If you had to guess what the first really successful Matchbox toy vehicle was, the one that convinced them there was money to be made cranking out tiny toy cars, what would you guess? An E-Type? A Model T? A tank? Nope, nope, and nope. The one that convinced them had a pair of disembodied shins. Were you going to guess that?
According to this charming 1962 video (and plenty of other sources) the first huge-selling (as in over a million) tiny toy vehicle made by Matchbox was their model of the Queen’s Coronation Coach, in 1953. But the story gets even better:
The model for the large Coronation Coach was made before the start of the Korean war and was then shelved. At the end of the conflict it was resurrected due to the death of the old King. Unfortunately as it was Queen Elizabeth to be crowned the extra passenger (the King) had to be cut off at the knees, and as can be seen in all these coaches, his feet and legs still remain next to the Queen.

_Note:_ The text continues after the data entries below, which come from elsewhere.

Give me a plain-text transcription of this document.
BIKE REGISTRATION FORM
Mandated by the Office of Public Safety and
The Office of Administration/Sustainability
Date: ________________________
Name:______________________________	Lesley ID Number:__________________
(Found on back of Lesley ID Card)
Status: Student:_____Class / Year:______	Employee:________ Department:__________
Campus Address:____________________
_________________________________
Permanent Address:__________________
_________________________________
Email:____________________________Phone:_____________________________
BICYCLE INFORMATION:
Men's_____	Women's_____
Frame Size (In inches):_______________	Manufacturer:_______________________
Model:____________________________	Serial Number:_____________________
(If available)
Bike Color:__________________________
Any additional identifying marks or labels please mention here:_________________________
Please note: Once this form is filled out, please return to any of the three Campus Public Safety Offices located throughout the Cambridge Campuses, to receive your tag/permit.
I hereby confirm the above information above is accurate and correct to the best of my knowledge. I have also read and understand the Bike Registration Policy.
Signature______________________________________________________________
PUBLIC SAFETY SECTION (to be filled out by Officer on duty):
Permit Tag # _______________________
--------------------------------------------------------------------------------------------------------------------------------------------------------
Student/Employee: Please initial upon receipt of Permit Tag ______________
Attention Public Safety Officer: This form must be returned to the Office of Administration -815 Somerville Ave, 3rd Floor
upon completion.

There you go. The first million-selling Matchbox toy was an ornate coronation coach, and inside sat a tiny Queen Elizabeth and a pair of discarded regal shins. I bet neither of those things focus-group-tests well with kids today.
After watching the video, I did a quick bit of looking and found that the Matchbox name and scale came about because the founder, Jack Odell, had a daughter who went to a school with a rule that no toy could be brought unless it fit in a matchbox. So her amazing dad made her a tiny model of a road-roller and slipped it in a matchbox for her. That’s a pretty great dad.
Anyway, this little video clip is full of delightful mid-century factory stuff: a guy with a ladle of molten metal wearing short sleeves, women rapidly picking through an insane amount of tiny parts, and what I think is a box that says “biscuits” repurposed to some industrial use?
Anyway, just watch the video and be soothed by mostly-now-dead-English folk making fantastic little toy cars.